2237 quarantined general individuals participated in this cross-sectional study from February 14 to March 4, 2020, during their 14 days quarantine. They completed the Zung's Self-Rating Depression Scale (SDS) for depression, Zung's self-rating anxiety scale (SAS) for anxiety, the Pittsburgh Sleep Quality Index (PSQI) for sleep quality, and the Impact of Events Scale-Revised (IES-R) for post-traumatic stress symptoms (PTSS).
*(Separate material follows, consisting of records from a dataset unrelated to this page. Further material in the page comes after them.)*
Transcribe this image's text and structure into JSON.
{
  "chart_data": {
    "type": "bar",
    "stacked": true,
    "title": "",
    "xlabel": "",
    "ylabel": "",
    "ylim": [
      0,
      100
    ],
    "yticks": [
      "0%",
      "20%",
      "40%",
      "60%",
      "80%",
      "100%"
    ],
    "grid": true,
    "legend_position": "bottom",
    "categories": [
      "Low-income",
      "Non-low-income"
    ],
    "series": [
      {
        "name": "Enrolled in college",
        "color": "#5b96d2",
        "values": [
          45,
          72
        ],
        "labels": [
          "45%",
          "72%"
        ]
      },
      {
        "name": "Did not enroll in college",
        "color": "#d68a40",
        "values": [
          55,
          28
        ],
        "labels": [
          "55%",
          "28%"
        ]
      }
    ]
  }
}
The prevalence of depressive symptom was 6.21% in quarantined individuals. The depressed group were younger, less married and educated, and had higher SAS, PSQI, IES-R total scores (all p<0.05), as well as more avoidance, intrusion and hyperarousal symptoms than the non-depressed group. Correlation analysis showed significant correlations between SDS score and the following parameters: age, marriage, education, SAS, PSQI, IES-R total and its three subscale scores (Bonferroni corrected all p<0.05). Further multiple regression indicated that age, marriage, education, SAS, PSQI, IES-R total score, Avoidance and Hyperarousal factor were independent predictors of depressive symptom.
This study adopted a cross-sectional design and used self-report questionnaires.
Our results suggest an elevated prevalence of depressive symptom in quarantined general individuals in Shenzhen. Some demographic and clinical variables were associated with depressive symptoms.